Cameras capture scene-referred linear raw images, which are processed by onboard image signal processors (ISPs) into display-referred 8-bit sRGB outputs. Although raw data is more faithful for low-level vision tasks, collecting large-scale raw datasets remains a major bottleneck, as existing datasets are limited and tied to specific camera hardware. Generative models offer a promising way to address this scarcity -- however, existing diffusion frameworks are designed to synthesize photo-finished sRGB images rather than physically consistent linear representations. This paper presents RawGen, to our knowledge the first diffusion-based framework enabling text-to-raw generation for arbitrary target cameras, alongside sRGB-to-raw inversion. RawGen leverages the generative priors of large-scale sRGB diffusion models to synthesize physically meaningful linear outputs, such as CIE XYZ or camera-specific raw representations, via specialized processing in latent and pixel spaces. To handle unknown and diverse ISP pipelines and photo-finishing effects in diffusion-model training data, we build a many-to-one inverse-ISP dataset where multiple sRGB renditions of the same scene generated using diverse ISP parameters are anchored to a common scene-referred target.
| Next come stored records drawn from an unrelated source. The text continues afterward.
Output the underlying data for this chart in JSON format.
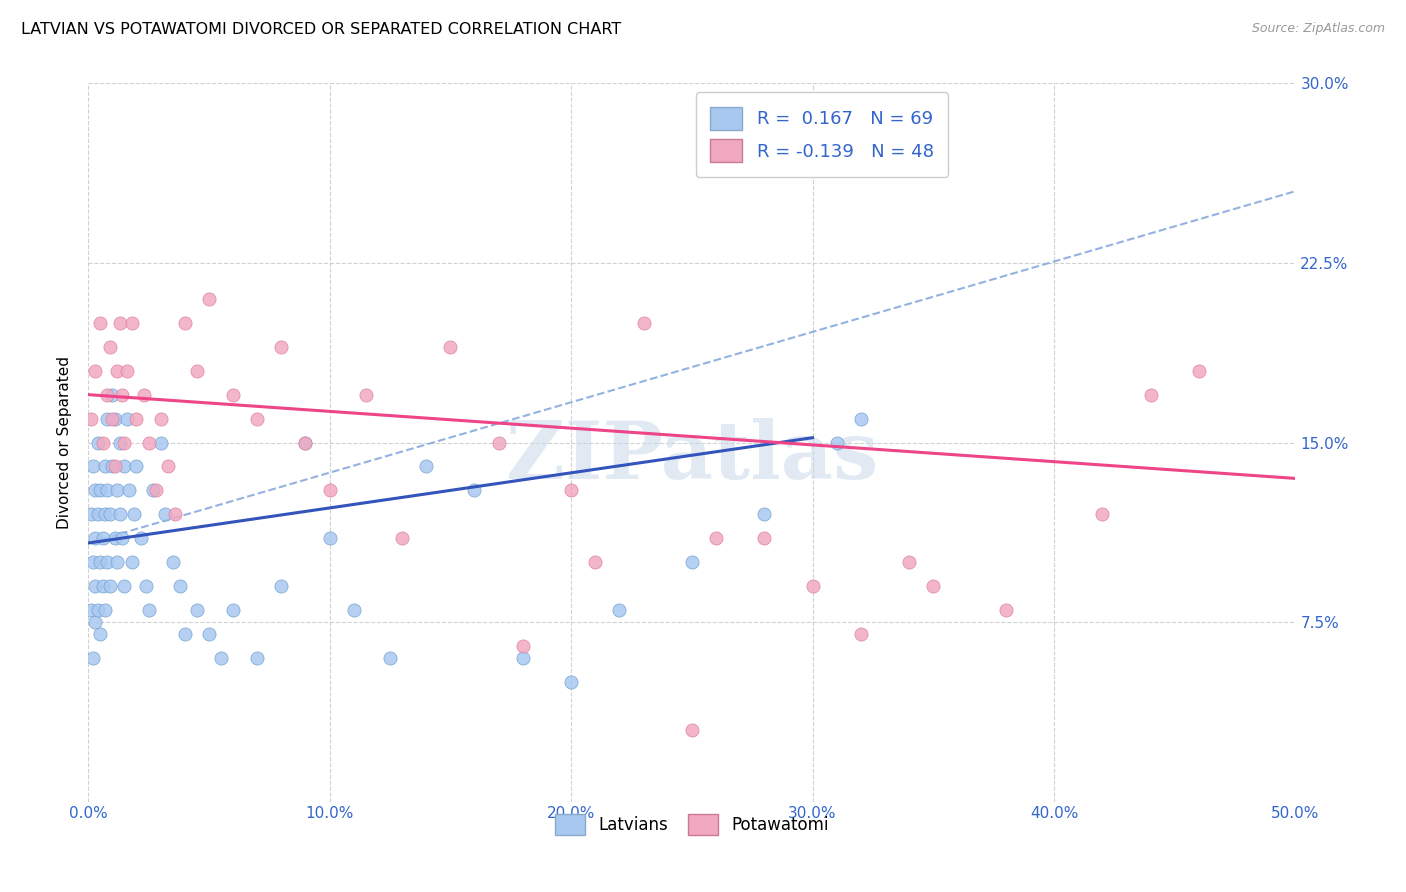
{
  "title": "LATVIAN VS POTAWATOMI DIVORCED OR SEPARATED CORRELATION CHART",
  "source": "Source: ZipAtlas.com",
  "ylabel": "Divorced or Separated",
  "xlim": [
    0.0,
    0.5
  ],
  "ylim": [
    0.0,
    0.3
  ],
  "xtick_vals": [
    0.0,
    0.1,
    0.2,
    0.3,
    0.4,
    0.5
  ],
  "ytick_vals": [
    0.0,
    0.075,
    0.15,
    0.225,
    0.3
  ],
  "ytick_labels": [
    "",
    "7.5%",
    "15.0%",
    "22.5%",
    "30.0%"
  ],
  "xtick_labels": [
    "0.0%",
    "10.0%",
    "20.0%",
    "30.0%",
    "40.0%",
    "50.0%"
  ],
  "legend_latvian_R": "0.167",
  "legend_latvian_N": "69",
  "legend_potawatomi_R": "-0.139",
  "legend_potawatomi_N": "48",
  "color_latvian": "#a8c8f0",
  "color_potawatomi": "#f0a8c0",
  "color_trendline_latvian": "#3355bb",
  "color_trendline_potawatomi": "#ee4488",
  "color_trendline_dashed": "#88aadd",
  "watermark_text": "ZIPatlas",
  "trendline_latvian_y0": 0.108,
  "trendline_latvian_y1": 0.152,
  "trendline_latvian_x0": 0.0,
  "trendline_latvian_x1": 0.3,
  "trendline_dashed_x0": 0.0,
  "trendline_dashed_x1": 0.5,
  "trendline_dashed_y0": 0.108,
  "trendline_dashed_y1": 0.255,
  "trendline_potawatomi_y0": 0.17,
  "trendline_potawatomi_y1": 0.135,
  "trendline_potawatomi_x0": 0.0,
  "trendline_potawatomi_x1": 0.5,
  "latvian_x": [
    0.001,
    0.001,
    0.002,
    0.002,
    0.002,
    0.003,
    0.003,
    0.003,
    0.003,
    0.004,
    0.004,
    0.004,
    0.005,
    0.005,
    0.005,
    0.006,
    0.006,
    0.007,
    0.007,
    0.007,
    0.008,
    0.008,
    0.008,
    0.009,
    0.009,
    0.01,
    0.01,
    0.011,
    0.011,
    0.012,
    0.012,
    0.013,
    0.013,
    0.014,
    0.015,
    0.015,
    0.016,
    0.017,
    0.018,
    0.019,
    0.02,
    0.022,
    0.024,
    0.025,
    0.027,
    0.03,
    0.032,
    0.035,
    0.038,
    0.04,
    0.045,
    0.05,
    0.055,
    0.06,
    0.07,
    0.08,
    0.09,
    0.1,
    0.11,
    0.125,
    0.14,
    0.16,
    0.18,
    0.2,
    0.22,
    0.25,
    0.28,
    0.31,
    0.32
  ],
  "latvian_y": [
    0.12,
    0.08,
    0.1,
    0.06,
    0.14,
    0.11,
    0.075,
    0.13,
    0.09,
    0.12,
    0.08,
    0.15,
    0.1,
    0.13,
    0.07,
    0.11,
    0.09,
    0.14,
    0.12,
    0.08,
    0.16,
    0.13,
    0.1,
    0.12,
    0.09,
    0.17,
    0.14,
    0.16,
    0.11,
    0.13,
    0.1,
    0.15,
    0.12,
    0.11,
    0.09,
    0.14,
    0.16,
    0.13,
    0.1,
    0.12,
    0.14,
    0.11,
    0.09,
    0.08,
    0.13,
    0.15,
    0.12,
    0.1,
    0.09,
    0.07,
    0.08,
    0.07,
    0.06,
    0.08,
    0.06,
    0.09,
    0.15,
    0.11,
    0.08,
    0.06,
    0.14,
    0.13,
    0.06,
    0.05,
    0.08,
    0.1,
    0.12,
    0.15,
    0.16
  ],
  "potawatomi_x": [
    0.001,
    0.003,
    0.005,
    0.006,
    0.008,
    0.009,
    0.01,
    0.011,
    0.012,
    0.013,
    0.014,
    0.015,
    0.016,
    0.018,
    0.02,
    0.023,
    0.025,
    0.028,
    0.03,
    0.033,
    0.036,
    0.04,
    0.045,
    0.05,
    0.06,
    0.07,
    0.08,
    0.09,
    0.1,
    0.115,
    0.13,
    0.15,
    0.17,
    0.2,
    0.23,
    0.26,
    0.3,
    0.34,
    0.38,
    0.42,
    0.46,
    0.28,
    0.32,
    0.21,
    0.25,
    0.35,
    0.18,
    0.44
  ],
  "potawatomi_y": [
    0.16,
    0.18,
    0.2,
    0.15,
    0.17,
    0.19,
    0.16,
    0.14,
    0.18,
    0.2,
    0.17,
    0.15,
    0.18,
    0.2,
    0.16,
    0.17,
    0.15,
    0.13,
    0.16,
    0.14,
    0.12,
    0.2,
    0.18,
    0.21,
    0.17,
    0.16,
    0.19,
    0.15,
    0.13,
    0.17,
    0.11,
    0.19,
    0.15,
    0.13,
    0.2,
    0.11,
    0.09,
    0.1,
    0.08,
    0.12,
    0.18,
    0.11,
    0.07,
    0.1,
    0.03,
    0.09,
    0.065,
    0.17
  ]
}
Fine-tuning a conditional denoiser and specialized decoder on this dataset allows RawGen to obtain camera-centric linear reconstructions that effectively invert the rendering pipeline. We demonstrate RawGen's superior performance over traditional inverse-ISP methods that assume a fixed ISP. Furthermore, we show that augmenting training pipelines with RawGen's scalable, text-driven synthetic data can benefit downstream low-level vision tasks.